KILAUEA — Yoshi L’Hote says having the options to walk or bike to the future Kilauea Lighthouse Village will be a great relief for the community.
The Kilauea Neighborhood Association president was among about 80 people who celebrated the groundbreaking of the 47,000-square-foot neighborhood center on Tuesday.
“Myself, at least, I look forward to coming and shopping here, L’Hote said. “We look forward to make the change a positive one.”
Hunt Companies, Inc., Hawaii division, a company that invests in businesses focused in real estate and infrastructure markets, is spearheading the project.
Kilauea Lighthouse Village will be anchored by The Market at Kilauea, a 10,000-square-foot neighborhood grocery store by the Sullivan Family of Companies, operators of Foodland, Food Pantry and the Kalama Beach Corporation.
“I’m very pleased that it’s (a Foodland company), said Beryl Blaich, a Kilauea resident who attended the ceremony. “I think they are truly a Hawaii company that gives back a lot. I know they’ll be open to community input and make an effort to buy local. With the ag park and a lot of small farming in Kilauea, that’s a really good opportunity.”
The village, situated on a 6-acre parcel fronting the Kilauea Post office, is slated to include Kauai-based Mexican restaurant Verde as well as Wyland Galleries.
Officials with the project said construction will take 14 months to complete, but said it’s too early to say when the shopping center will hold a grand opening.

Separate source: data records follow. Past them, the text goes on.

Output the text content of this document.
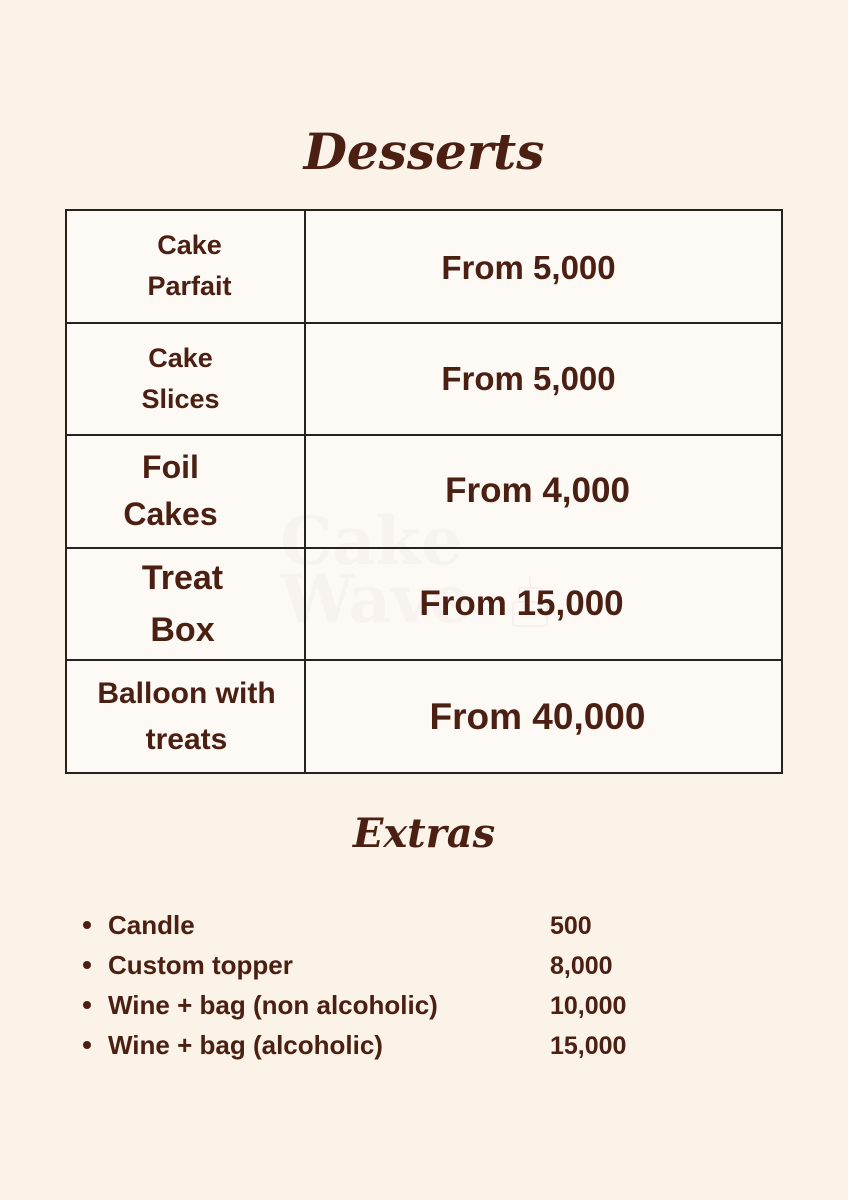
Desserts
Cake
Parfait	From 5,000
Cake
Slices	From 5,000
Foil
Cakes	From 4,000
Treat
Box	From 15,000
Balloon with
treats	From 40,000
Extras
Candle	500
Custom topper	8,000
Wine + bag (non alcoholic)	10,000
Wine + bag (alcoholic)	15,000
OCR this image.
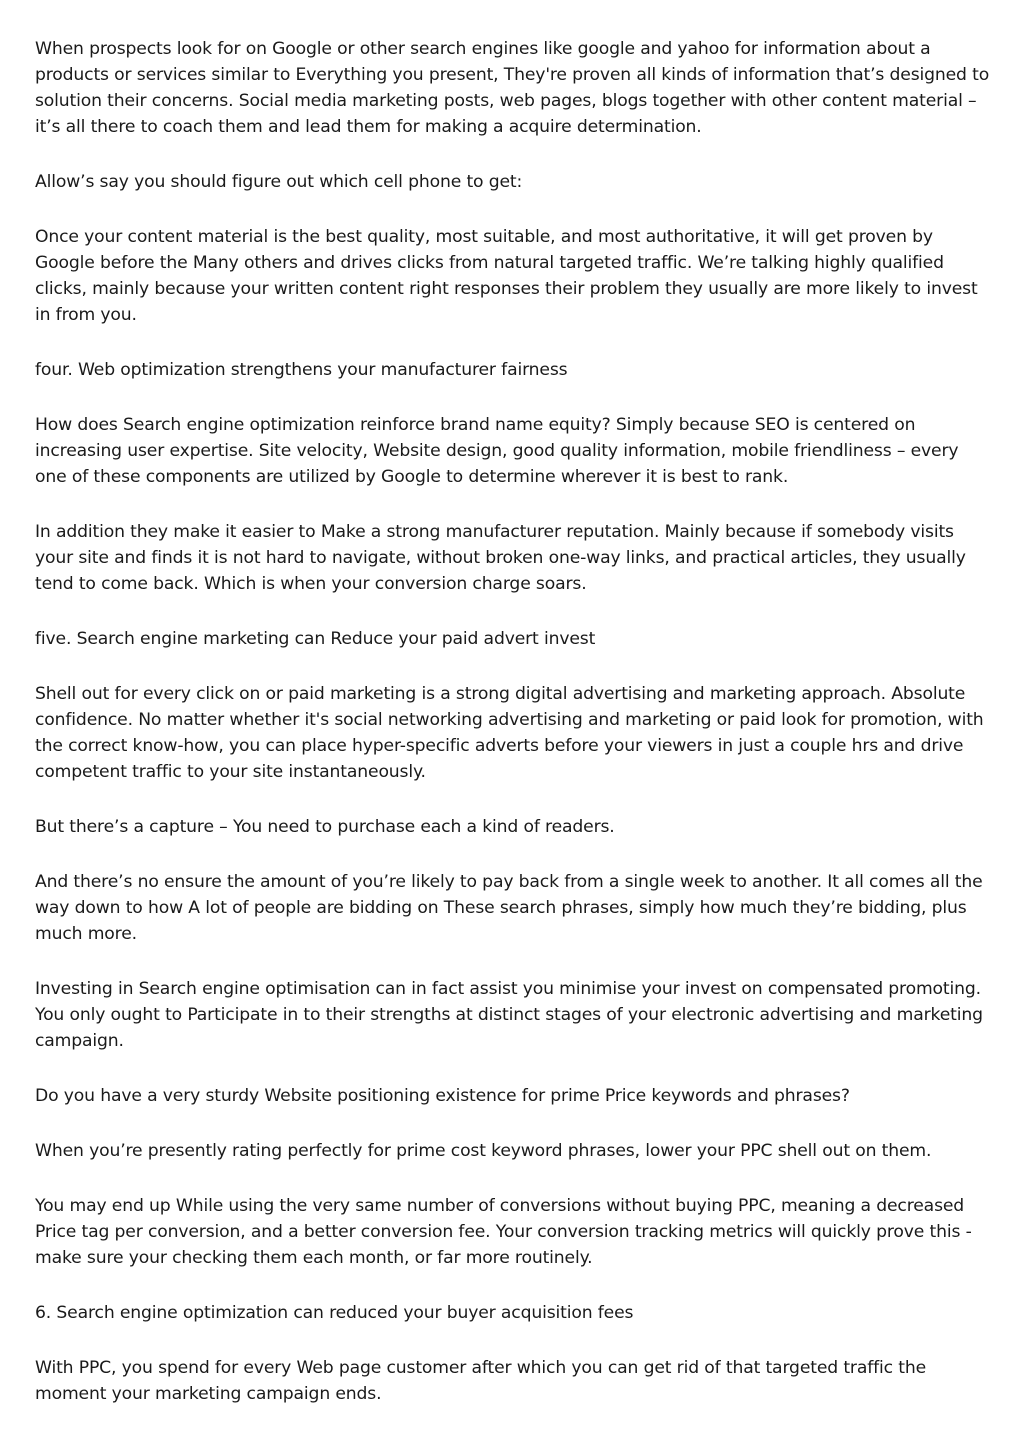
When prospects look for on Google or other search engines like google and yahoo for information about a products or services similar to Everything you present, They're proven all kinds of information that’s designed to solution their concerns. Social media marketing posts, web pages, blogs together with other content material – it’s all there to coach them and lead them for making a acquire determination.

Allow’s say you should figure out which cell phone to get:

Once your content material is the best quality, most suitable, and most authoritative, it will get proven by Google before the Many others and drives clicks from natural targeted traffic. We’re talking highly qualified clicks, mainly because your written content right responses their problem they usually are more likely to invest in from you.

four. Web optimization strengthens your manufacturer fairness

How does Search engine optimization reinforce brand name equity? Simply because SEO is centered on increasing user expertise. Site velocity, Website design, good quality information, mobile friendliness – every one of these components are utilized by Google to determine wherever it is best to rank.

In addition they make it easier to Make a strong manufacturer reputation. Mainly because if somebody visits your site and finds it is not hard to navigate, without broken one-way links, and practical articles, they usually tend to come back. Which is when your conversion charge soars.

five. Search engine marketing can Reduce your paid advert invest

Shell out for every click on or paid marketing is a strong digital advertising and marketing approach. Absolute confidence. No matter whether it's social networking advertising and marketing or paid look for promotion, with the correct know-how, you can place hyper-specific adverts before your viewers in just a couple hrs and drive competent traffic to your site instantaneously.

But there’s a capture – You need to purchase each a kind of readers.

And there’s no ensure the amount of you’re likely to pay back from a single week to another. It all comes all the way down to how A lot of people are bidding on These search phrases, simply how much they’re bidding, plus much more.

Investing in Search engine optimisation can in fact assist you minimise your invest on compensated promoting. You only ought to Participate in to their strengths at distinct stages of your electronic advertising and marketing campaign.

Do you have a very sturdy Website positioning existence for prime Price keywords and phrases?

When you’re presently rating perfectly for prime cost keyword phrases, lower your PPC shell out on them.

You may end up While using the very same number of conversions without buying PPC, meaning a decreased Price tag per conversion, and a better conversion fee. Your conversion tracking metrics will quickly prove this - make sure your checking them each month, or far more routinely.

6. Search engine optimization can reduced your buyer acquisition fees

With PPC, you spend for every Web page customer after which you can get rid of that targeted traffic the moment your marketing campaign ends.
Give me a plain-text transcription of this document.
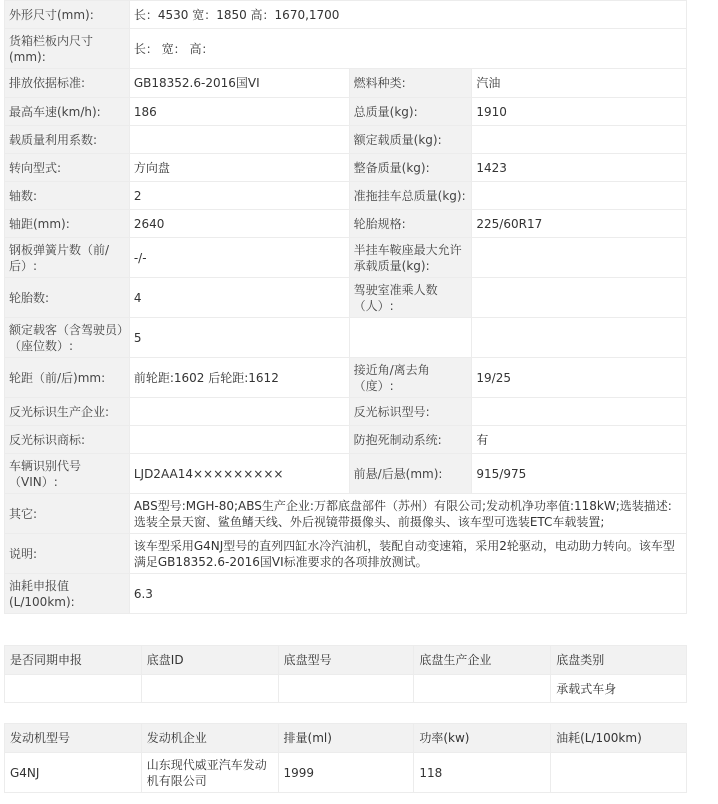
外形尺寸(mm):	长：4530 宽：1850 高：1670,1700		
货箱栏板内尺寸(mm):	长： 宽： 高：		
排放依据标准:	GB18352.6-2016国VI	燃料种类:	汽油
最高车速(km/h):	186	总质量(kg):	1910
载质量利用系数:		额定载质量(kg):	
转向型式:	方向盘	整备质量(kg):	1423
轴数:	2	准拖挂车总质量(kg):	
轴距(mm):	2640	轮胎规格:	225/60R17
钢板弹簧片数（前/后）:	-/-	半挂车鞍座最大允许承载质量(kg):	
轮胎数:	4	驾驶室准乘人数（人）:	
额定载客（含驾驶员）（座位数）:	5		
轮距（前/后)mm:	前轮距:1602 后轮距:1612	接近角/离去角（度）:	19/25
反光标识生产企业:		反光标识型号:	
反光标识商标:		防抱死制动系统:	有
车辆识别代号（VIN）:	LJD2AA14×××××××××	前悬/后悬(mm):	915/975
其它:	ABS型号:MGH-80;ABS生产企业:万都底盘部件（苏州）有限公司;发动机净功率值:118kW;选装描述:选装全景天窗、鲨鱼鳍天线、外后视镜带摄像头、前摄像头、该车型可选装ETC车载装置;		
说明:	该车型采用G4NJ型号的直列四缸水冷汽油机，装配自动变速箱，采用2轮驱动，电动助力转向。该车型满足GB18352.6-2016国VI标准要求的各项排放测试。		
油耗申报值(L/100km):	6.3		
是否同期申报	底盘ID	底盘型号	底盘生产企业	底盘类别
				承载式车身
发动机型号	发动机企业	排量(ml)	功率(kw)	油耗(L/100km)
G4NJ	山东现代威亚汽车发动机有限公司	1999	118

The project will include an estimated 100 construction jobs and 100 permanent jobs after its completion, said Steve Colon, Hunt Development Group Hawaii division president.
“We have said all along that residents of Kilauea, if they want get a half a gallon of milk, they would have to drive six or so miles up to Princeville to a very congested center because it’s the only major shopping area for the North Shore,” Colon said. “We believe that this center is going to provide a lot of conveniences for local families.”
One concern raised by the Kilauea community is increased traffic from construction.
“We solved that by putting in a bypass road that’s only going to be used by the construction workers. We think it’s going to be a huge thing to alleviate the traffic,” Colon said. “It’s going to connect to Kuhio Highway.”
Another concern was whether the project would move forward, said Kilauea resident David Dinner.
“I think now it’s a foregone conclusion that it’s going to be build,” Dinner said. “I have some concern that it’s going to a lot of impact on the local market here, but I’m very open to receiving it and seeing what convenience it will offer.”
The village will also add sidewalks, crosswalks, and bike lanes to help improve traffic flow and pedestrian safety.
But residents say the village may create congestion in Kilauea after it’s developed.
“I think it’s going to relieve the traffic on the main highway, but increase the traffic in Kilauea,” L’Hote said. “That’s what we’ll be working on with planning and public works to make sure that it doesn’t become unbearable.”
L’Hote and Dinner hope the village will cater more to the residents than visitors.
“I really hope that a lot of the other businesses reflect the needs of the community,” L’Hote said.